Tuesday, 19 April 2011

Necromunda Underhive: Spider Daemon

by Jonathan Green

The hunter watched as the bionically altered figure trudged onwards through the metal forest of collapsed scaffolding, punctuated now and then by a fallen monolithic slab of rockcrete. Prey, the hunter thought. Prey for the hunt.

* * * * *

Hearing the crunching footsteps getting nearer, Nesting Python remained perfectly still where he lay on the flat girder beam over the Ratskin path that wound through the ash dunes, so as not to give his position away to whoever, or whatever, it was that approached. He had felt the clumping footsteps before he had even heard them and it had given them all the time he needed to get into position.

Whatever it was that had strayed into his tribe’s territory was unknowingly about to become his prey. Its head would become the trophy by which he would prove he had passed the Rite of First Blood and earned the right to be recognised as a warrior of the Redsnake Tribe, a brave no longer. Feeling the juddering stomping even up on the beam, Nesting Python curled his forefinger around the trigger of his handbow.

Then his prey rounded the side of a rockcrete boulder and the young Ratskin baulked. His potential prey was an ugly, hugely-muscled, mohican-haired monster, half-man and half-machine, like something from one of the ghost legends of his people.

But, Nesting Python considered, if he brought down a monster such as this he would earn the respect of even the most hardened warriors of his tribe and Purple Moss would be the one wooing him rather than spurning his advances, as she had done ever since they were children.

Athletically, and silent as methane mist, the Ratskin swung down from the girder, depressing the trigger of his handbow as he did so. The dart flew true and struck the hulking, buzz saw-armed fiend squarely in the chest. Nesting Python landed in a crouch in front of the man-machine, but rather than finding himself facing a dying enemy he was now face-to-face with an enraged beast. Could it be that the creature was somehow immune to the Widowmaker venom he had tipped his arrowheads with?

The man-machine’s flesh and blood fist struck him like an iron fist and sent him flying. As Nesting Python scrabbled in the dirt for his handbow, his erstwhile prey fired up its jagged-toothed saw blade.

Sudden as a striking ash-viper, something dropped from the darkness above them on a glittering line and, before the cyborg could take another step, thrust half-metre long steel claws through skin, metal, muscle and bone in one grinding scream of a thrust. Vomiting blood, the man-machine was hoisted into the air so that its iron-shod feet dangled just above the ground.

Nesting Python only caught a glimpse of this new insectoid, chitinous spine-armoured, bulbous-eyed creature before it disappeared back into the darkness, pulling the man-machine’s heavy body with it, but it was enough. He knew what it was that had saved his life and it made him feel sick to his stomach.

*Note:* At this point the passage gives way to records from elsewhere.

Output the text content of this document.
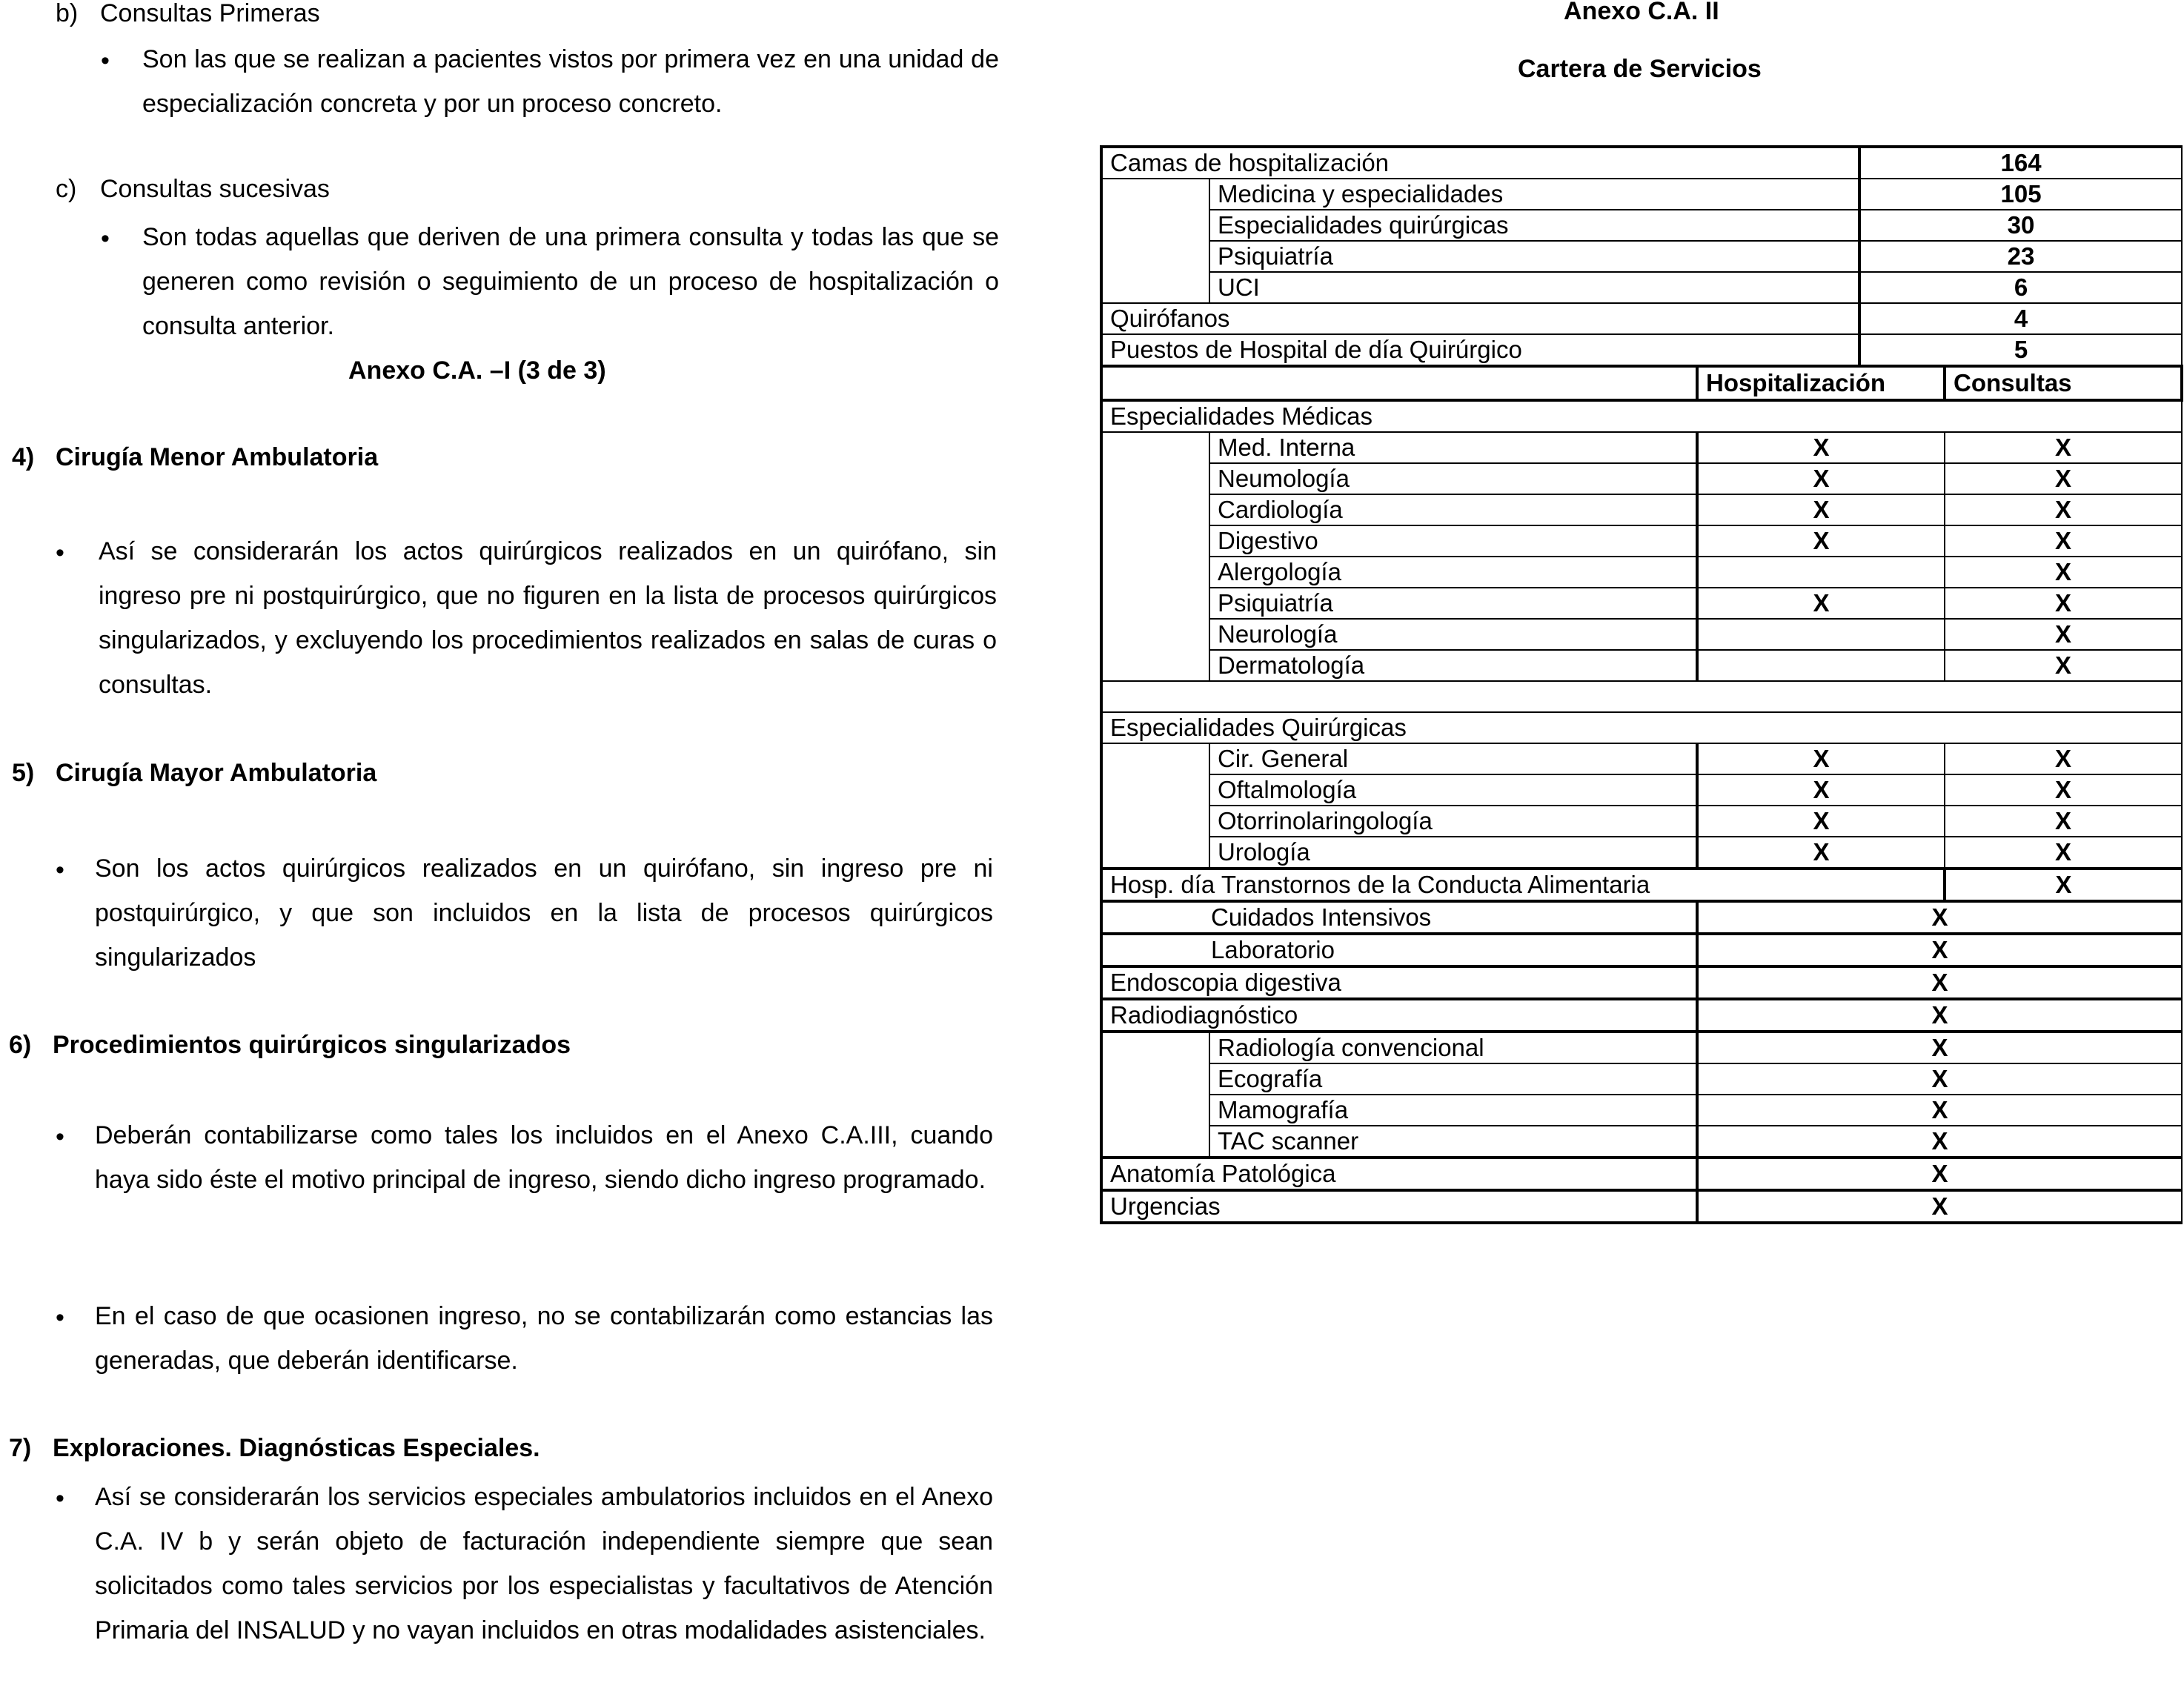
b) Consultas Primeras
• Son las que se realizan a pacientes vistos por primera vez en una unidad de especialización concreta y por un proceso concreto.
c) Consultas sucesivas
• Son todas aquellas que deriven de una primera consulta y todas las que se generen como revisión o seguimiento de un proceso de hospitalización o consulta anterior.
Anexo C.A. –I (3 de 3)
4) Cirugía Menor Ambulatoria
• Así se considerarán los actos quirúrgicos realizados en un quirófano, sin ingreso pre ni postquirúrgico, que no figuren en la lista de procesos quirúrgicos singularizados, y excluyendo los procedimientos realizados en salas de curas o consultas.
5) Cirugía Mayor Ambulatoria
• Son los actos quirúrgicos realizados en un quirófano, sin ingreso pre ni postquirúrgico, y que son incluidos en la lista de procesos quirúrgicos singularizados
6) Procedimientos quirúrgicos singularizados
• Deberán contabilizarse como tales los incluidos en el Anexo C.A.III, cuando haya sido éste el motivo principal de ingreso, siendo dicho ingreso programado.
• En el caso de que ocasionen ingreso, no se contabilizarán como estancias las generadas, que deberán identificarse.
7) Exploraciones. Diagnósticas Especiales.
• Así se considerarán los servicios especiales ambulatorios incluidos en el Anexo C.A. IV b y serán objeto de facturación independiente siempre que sean solicitados como tales servicios por los especialistas y facultativos de Atención Primaria del INSALUD y no vayan incluidos en otras modalidades asistenciales.
Anexo C.A. II
Cartera de Servicios
Camas de hospitalización			164	
	Medicina y especialidades		105	
	Especialidades quirúrgicas		30	
	Psiquiatría		23	
	UCI		6	
Quirófanos			4	
Puestos de Hospital de día Quirúrgico			5	
		Hospitalización		Consultas
Especialidades Médicas				
	Med. Interna	X		X
	Neumología	X		X
	Cardiología	X		X
	Digestivo	X		X
	Alergología			X
	Psiquiatría	X		X
	Neurología			X
	Dermatología			X

Especialidades Quirúrgicas				
	Cir. General	X		X
	Oftalmología	X		X
	Otorrinolaringología	X		X
	Urología	X		X
Hosp. día Transtornos de la Conducta Alimentaria				X
Cuidados Intensivos		X		
Laboratorio		X		
Endoscopia digestiva		X		
Radiodiagnóstico		X		
	Radiología convencional	X		
	Ecografía	X		
	Mamografía	X		
	TAC scanner	X		
Anatomía Patológica		X		
Urgencias		X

Spider Daemon, the brave thought, and with that Nesting Python picked himself up and ran.

* * * * *

High on a narrow platform jutting from the concave curving wall of the dome, the Malcadon Spyre Hunter added the Goliath’s head to the carefully arranged pile it had collected since the hunt had begun. Twelve so far, and many more where they had come from. Prey just waiting for the kill.